Порочить плоть, что дал господь,
Великий грех и прочее.

«От поэзии Бернса исходит здоровый дух чувственности» (3) — пишет исследователь.

Я славлю мира торжество,
Довольство и достаток.
Создать приятней одного,
Чем истребить десяток!

И все же...

Есть в творчестве Бернса тема, которая волнует поэта совсем иначе, чем раскованная жизнь чувства. Тема эта — поэт и светское общество. Бернс безусловно хотел быть признанным высшими слоями общества и был ими признан, но... Он всегда чувствовал дистанцию, разделяющую его и чопорную аристократию:

В кругу вельмож поэт-плугарь
Престранное явленье.

Но, пожалуй, наиболее ярко выражено это чувство в стихотворении «Насекомому, которое поэт увидел на шляпе нарядной дамы во время церковной службы». В примечании к нему сказано: «Это стихотворение, напечатанное в Эдинбурге в 1786 году, когда Бернс пользовался кратковременным признанием «высшего общества», вызвало возмущение эдинбургской знати, которая находила его «вульгарным». (4) В самом деле, возмутиться было чем — такое мог написать только «поэт-плугарь» и конечно, только с целью оскорбить высшее общество. Так ли это? Возможно.

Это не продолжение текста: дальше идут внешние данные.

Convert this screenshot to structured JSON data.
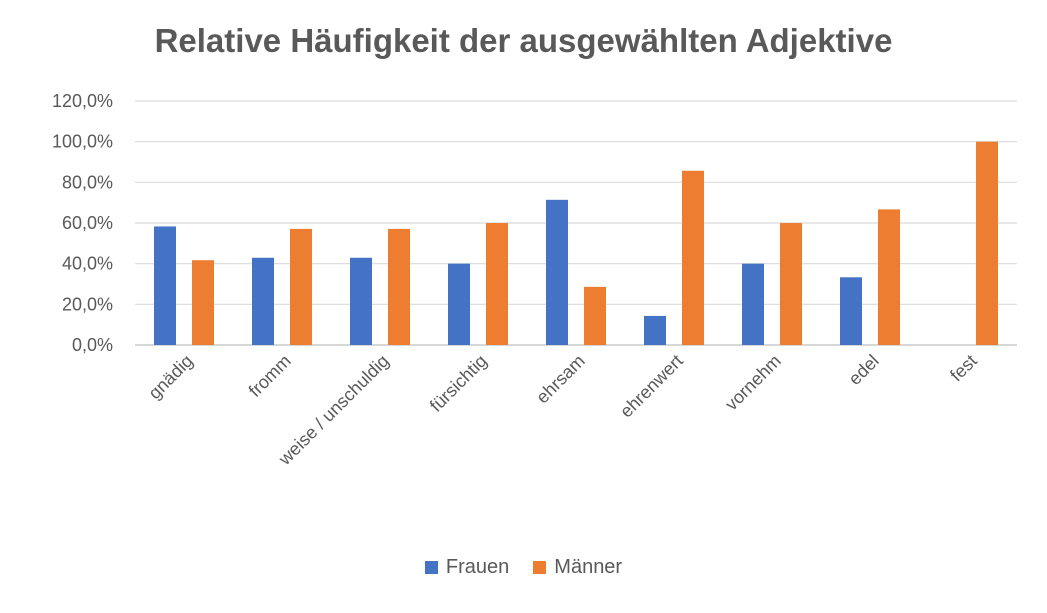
{
  "chart_data": {
    "type": "bar",
    "title": "Relative Häufigkeit der ausgewählten Adjektive",
    "categories": [
      "gnädig",
      "fromm",
      "weise / unschuldig",
      "fürsichtig",
      "ehrsam",
      "ehrenwert",
      "vornehm",
      "edel",
      "fest"
    ],
    "series": [
      {
        "name": "Frauen",
        "color": "#4472C4",
        "values": [
          58.3,
          42.9,
          42.9,
          40.0,
          71.4,
          14.3,
          40.0,
          33.3,
          0.0
        ]
      },
      {
        "name": "Männer",
        "color": "#ED7D31",
        "values": [
          41.7,
          57.1,
          57.1,
          60.0,
          28.6,
          85.7,
          60.0,
          66.7,
          100.0
        ]
      }
    ],
    "ylim": [
      0,
      120
    ],
    "yticks": [
      "0,0%",
      "20,0%",
      "40,0%",
      "60,0%",
      "80,0%",
      "100,0%",
      "120,0%"
    ],
    "ytick_values": [
      0,
      20,
      40,
      60,
      80,
      100,
      120
    ],
    "xlabel": "",
    "ylabel": "",
    "grid": true,
    "legend_position": "bottom"
  }
}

Однако, прочтя это стихотворение внимательнее, обнаруживаешь, что поэт упрекает в нем самого себя:

Куда ты, низкое созданье?
Как ты проникло в это зданье?
Ты водишься под грубой тканью,
А высший свет —
Тебе не место: пропитанья
Тебе здесь нет.

И себе же рецепт:

Иди знакомою дорогой
В жилища братии убогой.

И укор:

А ежели тебе угодно
Бродить по шляпе благородной, —
Тебе бы прятаться, негодной,
В шелка, в цветы...
Но нет, на купол шляпки модной
Залезла ты.

И осуждение:

На всех вокруг ты смотришь смело,
Как будто ты — крыжовник спелый,
Уже слегка порозовелый...

В этом стихотворении выразилась вся противоречивость существования Бернса. С одной стороны — понимание своего таланта, который и позволял входить в высшее общество, а с другой стороны — понимание своей случайности в этом обществе, поскольку происхождение, которое единственно только и ценится, не позволяет ему быть в высшем обществе своим. И это выразилось в стихотворении. И заканчивается оно прямо-таки поразительной самокритикой:

Ах, если б у себя могли мы
Увидеть все, что ближним зримо,
Что видит взор идущих мимо
Со стороны, —
О, как мы стали бы терпимы
И как скромны!

В этом «вульгарном» стихотворении поэт всесторонне выразил свое отношение к собственному положению и к возможности охлаждения к нему высшего общества, что и случилось. Это стихотворение само подтолкнуло к такому исходу. Видно сердцем Бернс это почувствовал и, может быть неосознанно, поторопил события. Но почему он так думал о себе? Тут, видимо, надо учитывать где и когда он жил. Если в Королевстве до сих пор очень сильны сословные перегородки, то что уж говорить о том времени. И это впитывалось с кровью матери. Уже в «Послании к собрату-поэту» он все это прекрасно описал:

Я не завидую ничуть
Вам, знатные особы.

И тут же:

Проклятья
Послать я
Вам, гордецы, готов.

И несправедливость он видит ясно:

Когда глядишь со стороны
Как все дары поделены,
Нельзя не рассердиться.

Вообще в этом стихотворении вся философия Бернса:

Мы с горем
Поспорим
Нам старость нипочем!
Да и нужда —
Нам не беда,
И с ней мы проживем...
Ни громкий чин, ни важный ранг,
Ни лондонский богатый банк
Блаженства не дают...
Людей людьми не признают
Хозяева палат,
Удел одних — тяжелый труд,
Удел других — разврат...
А коль в беду мы попадем,
И в ней мы доброе найдем...
Пускай беда нам тяжела,
Но в ней ты узнаешь,
Как отличить добро от зла,
Где правда и где ложь.

Как видно из приведенных строк, в понимании несправедливости устройства жизни у Бернса не было иллюзий. И «насекомое», какому уподоблял он самого себя, вовсе не противно ему, как раз потому, что это неразлучный спутник бедноты. А все, что связано с беднотой, с простым людом, с нищими, все поэту дорого.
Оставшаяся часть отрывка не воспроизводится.